Russia is “doing it as we sit here.”
This stray line, buried in seven hours of testimony on Capitol Hill, wasn’t just Robert Mueller’s way of rebutting the charge that his investigation into the Kremlin’s interference in the 2016 presidential election amounted to a two-year, $32 million witch hunt.
It was also a blunt message to the lawmakers arrayed before him, the journalists hunting for a bombshell, and the millions of Americans monitoring the proceedings: We’re all here fighting the last war, when we really should be bracing ourselves for the coming one.
The Russians “expect to do it during the next campaign,” the special counsel continued, and “many more countries are developing capability to replicate” Moscow’s model.
This time, a Donald Trump presidency isn’t some pipe dream or fuzzy nightmare, as it was for many foreign governments during the 2016 race. It is instead an all-consuming reality that is disrupting America’s alliances, role in the world, and relationships with great powers like China and Russia. The 2020 election will determine whether that reality is an aberration or a new normal.

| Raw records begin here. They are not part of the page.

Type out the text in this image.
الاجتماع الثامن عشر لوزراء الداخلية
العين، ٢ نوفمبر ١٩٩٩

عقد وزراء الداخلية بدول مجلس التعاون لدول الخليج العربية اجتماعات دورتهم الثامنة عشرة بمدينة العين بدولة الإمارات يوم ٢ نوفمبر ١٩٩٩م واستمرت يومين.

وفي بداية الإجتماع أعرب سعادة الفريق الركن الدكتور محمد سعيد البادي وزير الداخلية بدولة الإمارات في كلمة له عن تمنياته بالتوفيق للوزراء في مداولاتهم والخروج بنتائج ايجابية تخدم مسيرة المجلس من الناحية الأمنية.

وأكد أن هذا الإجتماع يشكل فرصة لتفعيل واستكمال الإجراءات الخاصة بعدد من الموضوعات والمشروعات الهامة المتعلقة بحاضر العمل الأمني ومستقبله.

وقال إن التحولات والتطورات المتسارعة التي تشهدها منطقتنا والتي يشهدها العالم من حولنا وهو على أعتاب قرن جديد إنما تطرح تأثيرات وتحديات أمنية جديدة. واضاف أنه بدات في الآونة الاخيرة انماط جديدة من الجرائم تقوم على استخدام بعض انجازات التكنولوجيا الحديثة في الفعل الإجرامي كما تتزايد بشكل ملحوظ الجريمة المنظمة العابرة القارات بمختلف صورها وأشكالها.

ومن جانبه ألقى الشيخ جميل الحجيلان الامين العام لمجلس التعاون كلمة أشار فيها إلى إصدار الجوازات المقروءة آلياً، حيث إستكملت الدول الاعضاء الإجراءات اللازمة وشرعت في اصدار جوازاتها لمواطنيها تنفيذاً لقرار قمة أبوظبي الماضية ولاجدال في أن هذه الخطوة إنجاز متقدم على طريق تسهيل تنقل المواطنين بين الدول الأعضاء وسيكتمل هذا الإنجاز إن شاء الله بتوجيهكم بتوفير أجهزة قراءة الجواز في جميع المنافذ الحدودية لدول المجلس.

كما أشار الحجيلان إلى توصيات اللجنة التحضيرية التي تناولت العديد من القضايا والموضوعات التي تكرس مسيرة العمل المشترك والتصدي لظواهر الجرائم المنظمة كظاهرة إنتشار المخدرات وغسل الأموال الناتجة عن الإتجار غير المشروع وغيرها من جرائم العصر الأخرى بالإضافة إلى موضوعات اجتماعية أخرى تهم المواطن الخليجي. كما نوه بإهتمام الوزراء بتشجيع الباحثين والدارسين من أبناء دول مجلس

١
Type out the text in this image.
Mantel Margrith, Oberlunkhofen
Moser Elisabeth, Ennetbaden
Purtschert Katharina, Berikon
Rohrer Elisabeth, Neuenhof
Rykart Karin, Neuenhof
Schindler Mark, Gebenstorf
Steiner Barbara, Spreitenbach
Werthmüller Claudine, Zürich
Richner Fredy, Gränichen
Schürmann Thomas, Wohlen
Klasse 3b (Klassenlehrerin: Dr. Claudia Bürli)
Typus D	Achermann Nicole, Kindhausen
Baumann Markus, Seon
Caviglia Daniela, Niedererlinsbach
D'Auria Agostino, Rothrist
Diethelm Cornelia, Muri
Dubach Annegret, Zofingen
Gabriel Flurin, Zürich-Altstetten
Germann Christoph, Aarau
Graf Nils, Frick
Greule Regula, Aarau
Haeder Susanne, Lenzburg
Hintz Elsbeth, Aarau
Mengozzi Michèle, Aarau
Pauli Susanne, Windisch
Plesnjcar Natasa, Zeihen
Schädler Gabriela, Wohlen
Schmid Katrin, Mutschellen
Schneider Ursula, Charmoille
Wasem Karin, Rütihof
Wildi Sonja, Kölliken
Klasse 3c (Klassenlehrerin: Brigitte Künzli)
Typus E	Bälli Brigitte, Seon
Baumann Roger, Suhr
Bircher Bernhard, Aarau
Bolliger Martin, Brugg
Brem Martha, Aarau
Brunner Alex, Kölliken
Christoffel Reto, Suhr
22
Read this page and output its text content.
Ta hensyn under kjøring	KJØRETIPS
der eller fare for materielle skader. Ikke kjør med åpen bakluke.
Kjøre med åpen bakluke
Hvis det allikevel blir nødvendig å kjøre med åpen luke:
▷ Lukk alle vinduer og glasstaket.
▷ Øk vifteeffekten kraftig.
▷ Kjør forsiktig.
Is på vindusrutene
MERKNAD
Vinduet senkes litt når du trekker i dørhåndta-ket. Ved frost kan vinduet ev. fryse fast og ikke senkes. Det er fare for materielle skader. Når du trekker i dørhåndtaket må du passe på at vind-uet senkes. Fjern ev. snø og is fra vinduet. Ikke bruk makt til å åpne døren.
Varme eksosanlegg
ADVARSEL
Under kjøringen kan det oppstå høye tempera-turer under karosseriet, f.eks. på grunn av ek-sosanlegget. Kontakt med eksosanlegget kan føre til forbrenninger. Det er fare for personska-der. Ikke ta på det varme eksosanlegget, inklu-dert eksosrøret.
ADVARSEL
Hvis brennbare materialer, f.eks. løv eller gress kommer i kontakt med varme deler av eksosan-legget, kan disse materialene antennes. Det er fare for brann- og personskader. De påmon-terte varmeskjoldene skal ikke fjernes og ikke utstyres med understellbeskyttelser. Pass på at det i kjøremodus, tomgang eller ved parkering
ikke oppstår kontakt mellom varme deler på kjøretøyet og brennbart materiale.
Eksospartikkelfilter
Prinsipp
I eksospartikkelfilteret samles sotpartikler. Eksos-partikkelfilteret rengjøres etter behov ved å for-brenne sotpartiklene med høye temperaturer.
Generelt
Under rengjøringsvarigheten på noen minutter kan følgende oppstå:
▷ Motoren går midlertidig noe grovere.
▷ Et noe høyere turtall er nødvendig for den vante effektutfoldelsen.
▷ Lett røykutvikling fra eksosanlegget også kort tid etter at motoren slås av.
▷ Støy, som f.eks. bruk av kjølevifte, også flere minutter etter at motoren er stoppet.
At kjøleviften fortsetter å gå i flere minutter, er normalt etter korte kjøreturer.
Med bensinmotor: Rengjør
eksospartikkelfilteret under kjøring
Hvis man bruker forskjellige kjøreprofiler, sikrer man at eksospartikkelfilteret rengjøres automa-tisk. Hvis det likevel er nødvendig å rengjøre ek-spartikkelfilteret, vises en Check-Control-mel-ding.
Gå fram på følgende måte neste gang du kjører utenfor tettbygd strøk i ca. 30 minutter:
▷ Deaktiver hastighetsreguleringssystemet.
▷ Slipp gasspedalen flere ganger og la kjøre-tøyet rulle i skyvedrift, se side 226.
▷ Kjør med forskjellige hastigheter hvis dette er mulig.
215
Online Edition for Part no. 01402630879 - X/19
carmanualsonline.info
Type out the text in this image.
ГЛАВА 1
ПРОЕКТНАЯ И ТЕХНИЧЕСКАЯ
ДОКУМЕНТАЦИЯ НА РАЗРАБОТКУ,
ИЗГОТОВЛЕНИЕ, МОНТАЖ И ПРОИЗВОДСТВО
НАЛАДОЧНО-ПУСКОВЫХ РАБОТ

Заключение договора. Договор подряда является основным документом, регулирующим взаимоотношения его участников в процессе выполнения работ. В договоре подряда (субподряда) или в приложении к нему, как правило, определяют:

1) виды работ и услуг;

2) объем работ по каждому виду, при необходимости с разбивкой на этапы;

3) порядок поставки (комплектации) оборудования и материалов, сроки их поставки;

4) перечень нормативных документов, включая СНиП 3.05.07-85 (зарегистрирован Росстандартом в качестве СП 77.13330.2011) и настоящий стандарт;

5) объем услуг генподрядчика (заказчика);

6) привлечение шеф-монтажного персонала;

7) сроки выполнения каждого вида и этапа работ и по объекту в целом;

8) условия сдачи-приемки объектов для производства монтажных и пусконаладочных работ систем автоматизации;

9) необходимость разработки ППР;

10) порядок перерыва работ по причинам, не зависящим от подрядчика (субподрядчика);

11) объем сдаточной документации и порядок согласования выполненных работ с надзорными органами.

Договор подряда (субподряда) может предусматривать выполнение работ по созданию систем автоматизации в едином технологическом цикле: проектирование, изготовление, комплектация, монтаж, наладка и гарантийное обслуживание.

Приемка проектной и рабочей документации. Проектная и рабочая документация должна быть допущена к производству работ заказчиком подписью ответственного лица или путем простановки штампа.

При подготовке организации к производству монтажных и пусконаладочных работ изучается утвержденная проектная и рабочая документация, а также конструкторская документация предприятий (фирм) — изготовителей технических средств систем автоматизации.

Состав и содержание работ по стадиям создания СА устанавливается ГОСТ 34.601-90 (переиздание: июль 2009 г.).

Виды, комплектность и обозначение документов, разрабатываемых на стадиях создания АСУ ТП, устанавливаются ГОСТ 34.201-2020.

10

The incentives for other countries to meddle “are so much greater in this election than in the past one, and maybe greater than any election that we’ve had to this point,” Ben Freeman, the director of the Foreign Influence Transparency Initiative at the Center for International Policy, told me. “The opportunities to interfere in the election are just so rampant,” he added, reflecting on the dirt-cheap social-media manipulations that Russia made famous a few years ago, and “the barriers to entry for foreign governments have been blown apart.”